For purposes of determining EHB, we consider state-required benefits (or mandates) to include only requirements that a health plan cover specific care, treatment, or services. We do not consider provider mandates, which require a health plan to reimburse specific health care professionals who render a covered service within their scope of practice, to be state-required benefits for purposes of EHB coverage. Similarly, we do not consider state-required benefits to include dependent mandates, which require a health plan to define dependents in a specific manner or to cover dependents under certain circumstances (e.g., newborn coverage, adopted children, domestic partners, and disabled children). Finally, we do not consider state anti-discrimination requirements relating to service delivery method (e.g., telemedicine) as state-required benefits.
The EHB-benchmark plans displayed may not comply with the Mental Health Parity and Addiction Equity Act of 2008 (MHPAEA). However, as described in 45 CFR 156.115(a)(3), EHB plans must comply with the standards implemented under MHPAEA.
Please note that in some cases a category is listed without a United States Pharmacopeia (USP) class because there are some drugs within the category that have not been assigned to a specific class.
Please also note that where the EHB-benchmark plan does not include coverage in a USP category and/or class, pursuant to 45 CFR 156.122, one drug would have to be offered in that USP category and/or class.
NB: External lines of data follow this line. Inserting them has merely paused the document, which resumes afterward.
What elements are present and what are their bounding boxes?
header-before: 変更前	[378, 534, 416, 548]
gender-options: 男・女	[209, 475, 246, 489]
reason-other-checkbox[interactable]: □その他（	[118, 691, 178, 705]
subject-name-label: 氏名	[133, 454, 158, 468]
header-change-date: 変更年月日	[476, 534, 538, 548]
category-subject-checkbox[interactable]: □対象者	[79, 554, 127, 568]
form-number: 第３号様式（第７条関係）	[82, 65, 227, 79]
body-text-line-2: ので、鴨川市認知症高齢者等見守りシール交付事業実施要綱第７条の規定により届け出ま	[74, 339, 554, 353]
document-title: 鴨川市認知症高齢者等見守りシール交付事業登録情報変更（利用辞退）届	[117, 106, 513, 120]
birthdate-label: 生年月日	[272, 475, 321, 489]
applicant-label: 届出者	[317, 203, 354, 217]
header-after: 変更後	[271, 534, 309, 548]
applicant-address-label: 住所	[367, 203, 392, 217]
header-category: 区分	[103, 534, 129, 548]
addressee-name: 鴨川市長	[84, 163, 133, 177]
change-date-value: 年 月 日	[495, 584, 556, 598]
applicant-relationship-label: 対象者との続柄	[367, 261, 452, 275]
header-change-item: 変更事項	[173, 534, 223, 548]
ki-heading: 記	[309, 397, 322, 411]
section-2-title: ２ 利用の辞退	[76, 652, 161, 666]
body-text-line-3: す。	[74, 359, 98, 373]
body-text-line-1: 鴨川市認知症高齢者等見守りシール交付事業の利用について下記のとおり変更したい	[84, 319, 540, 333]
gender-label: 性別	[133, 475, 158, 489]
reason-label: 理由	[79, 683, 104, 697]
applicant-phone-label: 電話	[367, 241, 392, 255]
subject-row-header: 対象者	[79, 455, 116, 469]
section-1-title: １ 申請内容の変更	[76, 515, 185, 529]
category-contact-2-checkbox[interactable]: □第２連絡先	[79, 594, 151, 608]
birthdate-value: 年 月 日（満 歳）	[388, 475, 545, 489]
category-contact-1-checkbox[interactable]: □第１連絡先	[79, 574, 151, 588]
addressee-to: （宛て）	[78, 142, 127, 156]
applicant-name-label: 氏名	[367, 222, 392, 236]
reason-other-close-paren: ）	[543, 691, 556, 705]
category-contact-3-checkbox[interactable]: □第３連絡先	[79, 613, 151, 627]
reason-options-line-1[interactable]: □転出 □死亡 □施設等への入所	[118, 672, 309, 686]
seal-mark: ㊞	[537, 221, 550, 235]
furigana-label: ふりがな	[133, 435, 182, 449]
In conjunction with the policy that plans must offer the greater of one drug in every USP category and class or the number of drugs in each USP category and class offered by the EHB-benchmark, HHS is considering developing a drug counting service to assist states and issuers with implementation of the proposed prescription drug policy, as described in the following methodology document:
The EHB-benchmark plans displayed may not offer the preventive services described in 45 CFR 147.130. However, as described in 45 CFR 156.115(a)(4), EHB plans must comply with that section.